Numbers 24.- Captain Pierce B. Anderson, Lee Battery, C. S. Army, of the engagement at Rich Mountain.
Numbers 25.- Lieutenant Charles W. Statham, Lee Batter, same as above.
Numbers 26.- Lieutenant John R. Massey, Lee battery, same as above.
Numbers 27.- Lieutenant Charles I. Riane, Lee Batter, same as above.
Numbers 28.- Colonel William C. Scott, Forty-fourth Virginia Infantry, of operations on the engagement at Rich Mountain.
Numbers 29.- Colonel W. B. Taliaferro, Twenty-third Virginia Infantry, of the action at Carrick's Ford.
Numbers 30.- Major General George B. McClellan, U. S. Army, of the skirmish at Barboursville.
Numbers 31.- Major-General McClellan, of the action at Scarey Creek.
Numbers 32.- Brigadier General Henry A. Wise, C. S. Army, of skirmish July 16 and action at Scarey Creek.
Numbers 33.- Strength of General Wise's command (C. S. Army) July 8, 1861.
Numbers 34.- Strength of General Garnett's command (C. S. Army) July 8, 1861.
Numbers 1. Reports of Major General George B. McClellan, U. S. Army, of preliminary operations, with orders and proclamations, from June 22 to July 5.
HEADQUARTERS DEPARTMENT OF THE OHIO,
Parkersburg, Va., June 22, 1861.
COLONEL: I reached here yesterday morning, hoping to move forward during the day, but was delayed by want of wagons and the disorganization to be expected on the part of new troops moving for the first time into the field. In a few minutes (near 7 a. m.) I shall move with the advance to Clarksburg, taking one regiment of infantry, two detached companies (one of regulars), one battery, and a company of cavalry. Two Indiana regiments will follow during the morning, two Ohio regiments to-morrow. No other Ohio regiments will reach Grafton, via Ballaire, to-day. Reports from the front are somewhat contradictory, but agree in representing the enemy in strong force near Piedmont and Beverly. Notwithstanding that General Morris and others seem sure that we have a large force to contend with, I now am inclined to doubt it. I will, without delay, beat them up in their quarters and endeavor to put an end to their attempt in this direction. I have, I think, force enough to fight them wherever I find them.
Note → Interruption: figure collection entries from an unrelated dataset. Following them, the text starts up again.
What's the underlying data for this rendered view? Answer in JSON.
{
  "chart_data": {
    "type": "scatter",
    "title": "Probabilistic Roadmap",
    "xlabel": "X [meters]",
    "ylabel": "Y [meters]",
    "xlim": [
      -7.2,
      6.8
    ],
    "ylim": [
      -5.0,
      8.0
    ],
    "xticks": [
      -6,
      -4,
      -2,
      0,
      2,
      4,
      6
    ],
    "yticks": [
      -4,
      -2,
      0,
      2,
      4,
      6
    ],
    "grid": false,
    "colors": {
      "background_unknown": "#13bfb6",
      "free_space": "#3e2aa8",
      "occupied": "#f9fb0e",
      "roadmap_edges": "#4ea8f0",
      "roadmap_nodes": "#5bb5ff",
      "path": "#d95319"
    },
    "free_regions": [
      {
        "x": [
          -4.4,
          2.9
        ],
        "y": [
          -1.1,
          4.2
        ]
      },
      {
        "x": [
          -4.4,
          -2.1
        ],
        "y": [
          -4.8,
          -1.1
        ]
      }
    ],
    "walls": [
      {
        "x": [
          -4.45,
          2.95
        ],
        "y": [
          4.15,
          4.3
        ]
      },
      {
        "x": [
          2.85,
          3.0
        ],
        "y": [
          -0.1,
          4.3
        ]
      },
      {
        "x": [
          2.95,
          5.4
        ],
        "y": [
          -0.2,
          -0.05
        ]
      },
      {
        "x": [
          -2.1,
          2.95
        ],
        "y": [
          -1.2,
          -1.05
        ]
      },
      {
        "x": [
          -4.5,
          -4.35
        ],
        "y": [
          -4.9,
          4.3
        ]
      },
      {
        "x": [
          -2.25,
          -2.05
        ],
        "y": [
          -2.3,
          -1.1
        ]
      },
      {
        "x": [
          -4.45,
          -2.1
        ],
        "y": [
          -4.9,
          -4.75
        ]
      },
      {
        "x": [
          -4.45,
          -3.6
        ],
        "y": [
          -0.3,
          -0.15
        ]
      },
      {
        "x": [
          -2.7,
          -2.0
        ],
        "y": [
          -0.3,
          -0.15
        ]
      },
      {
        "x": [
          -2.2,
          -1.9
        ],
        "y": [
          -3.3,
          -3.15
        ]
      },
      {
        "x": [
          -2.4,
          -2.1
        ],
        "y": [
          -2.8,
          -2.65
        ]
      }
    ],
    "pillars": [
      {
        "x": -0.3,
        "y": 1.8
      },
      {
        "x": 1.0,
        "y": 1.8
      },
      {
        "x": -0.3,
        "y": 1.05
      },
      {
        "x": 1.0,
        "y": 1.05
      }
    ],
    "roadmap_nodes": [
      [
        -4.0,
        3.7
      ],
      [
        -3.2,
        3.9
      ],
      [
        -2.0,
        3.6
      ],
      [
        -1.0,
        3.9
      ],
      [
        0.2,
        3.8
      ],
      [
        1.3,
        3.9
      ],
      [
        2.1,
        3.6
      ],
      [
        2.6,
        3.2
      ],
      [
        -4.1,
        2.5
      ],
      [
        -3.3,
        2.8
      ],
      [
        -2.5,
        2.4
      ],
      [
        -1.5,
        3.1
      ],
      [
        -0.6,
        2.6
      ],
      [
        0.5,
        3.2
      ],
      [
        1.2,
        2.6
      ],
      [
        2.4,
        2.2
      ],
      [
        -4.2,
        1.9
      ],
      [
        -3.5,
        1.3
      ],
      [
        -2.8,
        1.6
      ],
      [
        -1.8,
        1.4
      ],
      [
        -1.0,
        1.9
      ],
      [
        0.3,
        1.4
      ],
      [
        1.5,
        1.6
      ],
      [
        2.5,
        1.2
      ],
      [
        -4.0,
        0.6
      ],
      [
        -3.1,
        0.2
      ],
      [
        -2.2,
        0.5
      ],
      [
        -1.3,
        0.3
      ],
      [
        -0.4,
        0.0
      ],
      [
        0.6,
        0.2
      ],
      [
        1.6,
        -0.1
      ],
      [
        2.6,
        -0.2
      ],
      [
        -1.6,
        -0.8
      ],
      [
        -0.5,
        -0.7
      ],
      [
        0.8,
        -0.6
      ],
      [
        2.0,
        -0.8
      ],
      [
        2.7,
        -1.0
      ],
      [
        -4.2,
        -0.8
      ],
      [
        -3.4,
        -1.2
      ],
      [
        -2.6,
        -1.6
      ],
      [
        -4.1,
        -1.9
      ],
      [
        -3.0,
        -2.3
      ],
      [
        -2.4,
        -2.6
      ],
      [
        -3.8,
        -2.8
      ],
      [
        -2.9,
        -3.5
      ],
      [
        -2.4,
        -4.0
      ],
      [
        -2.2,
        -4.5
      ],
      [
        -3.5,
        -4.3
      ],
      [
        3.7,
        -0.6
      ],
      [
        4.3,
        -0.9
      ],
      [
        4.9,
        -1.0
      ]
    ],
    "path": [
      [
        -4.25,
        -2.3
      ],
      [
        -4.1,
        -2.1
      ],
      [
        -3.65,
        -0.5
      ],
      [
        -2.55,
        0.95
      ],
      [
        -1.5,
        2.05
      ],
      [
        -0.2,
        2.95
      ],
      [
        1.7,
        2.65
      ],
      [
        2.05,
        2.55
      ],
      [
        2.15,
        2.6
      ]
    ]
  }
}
General McCall telegraphs that Cumberland will be re-enforced on Monday. If that is accomplished, we should be able to cut off the force near Piedmont. As I cannot learn yet the quality of their troops (there are reports that there are some regiments of the regular Confederate troops) I shall be cautious in my movements. I fell very much the absolute necessity of more commissary and quartermaster officers, also of cavalry. I hope the Lieutenant-General will find it in his power to let me have the companies of First Cavalry, now at Leavenworth.
I received on the 18th instant the order adding Missouri to me department. My arrangements for coming here to take command are so far advanced that it was not possible for me to go to Missouri. I shall go there immediately on my return from this State.
I move hence on Clarksburg, and will act there according to the information I receive-either move in force on the rear of the enemy at Beverly or go on to Piedmont.
Excuse, colonel, the hurried nature of this.
Very respectfully, your obedient servant,
GEO. B. McCLELLAN,
Major-General, U. S. Army.
Colonel E. D. TOWNSEND, Assistant Adjutant-General.